When Rameshwar Broota embarked on his Ape Series in the 1970s, it was a complete departure from his previous subjects – the nude and often emaciated bodies of the urban poor. These bodies were never objects of desire, they were meant to offer a jarring window into reality. In the Ape Series, Broota turned to simian-human figures to satirically highlight the animalistic attitudes and interactions of humans, particularly those of high social and political rank. In most of the paintings from this series, the artist’s figures are, as Roobina Karode describes them, “bulky, overgrown, indolent, and greedy-looking” (R. Karode, Visions of Interiority: Interrogating the Male Body, New Delhi, 2015, p. 41).

Like his previous figures, however, these anthropomorphic ones also represent the artist’s commentary on the social system and attitudes, depicting everything from isolation and corruption to confusion and consumerism. The ape-men in his paintings frequently occupy positions of privilege or power, and partake in activities ranging from lounging on furniture to having meetings with no regard for anyone or anything existing beyond their immediate environs. “Satirical in nature, [this series of works] showed up the moral vacuum, with baboons and their ilk occupying positions of responsibility, therefore literally monkeying around as guardians of mankind, as policemen, having discussions on the state of the nation [...] sitting on sofas” (K. Singh, ed., Manifestations 5: 20th Century Indian Art, New Delhi, 2011, p. 42).

In the present lot, with their individually patterned bodies, the four ape-like figures are at once similar and segregated. Rejecting traditional confines of space, the artist seats them on a bench that seems to float in a garden alive with greenery.

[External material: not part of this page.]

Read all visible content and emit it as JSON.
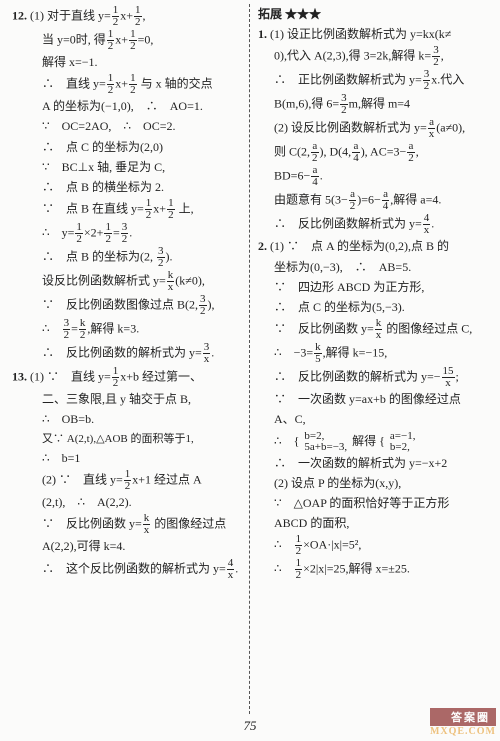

His four ape-men are neither realistic nor imaginary; they are simple consumers of the environment in which they have been placed together as friends, a relationship Broota suggests in the title. While two of the figures seem to interact, the differences between them, which the artist highlights using patterning, seem to supersede any shared relationships. The other two figures, with their long limbs and featureless faces, seem to simply exist, underscoring the ennui and ineptness of those who can afford the luxury of leisure.

Eschewing sentimentality, Broota focuses on external concerns in paintings like the present lot, which voice his commentary on social and political realities of the times, expressing the many conflicts and dichotomies they encompass. These large-format paintings are mirrors in which the viewer can see their own reality. What is comedic at first glance becomes a vision of the fragility of masculinity in particular and humanity in general. The artist employs humor and satire as weapons to deal with inaction, despair and angst. Over time, this humor was replaced by a more philosophical approach as the artist turned to engage with larger, more universal issues.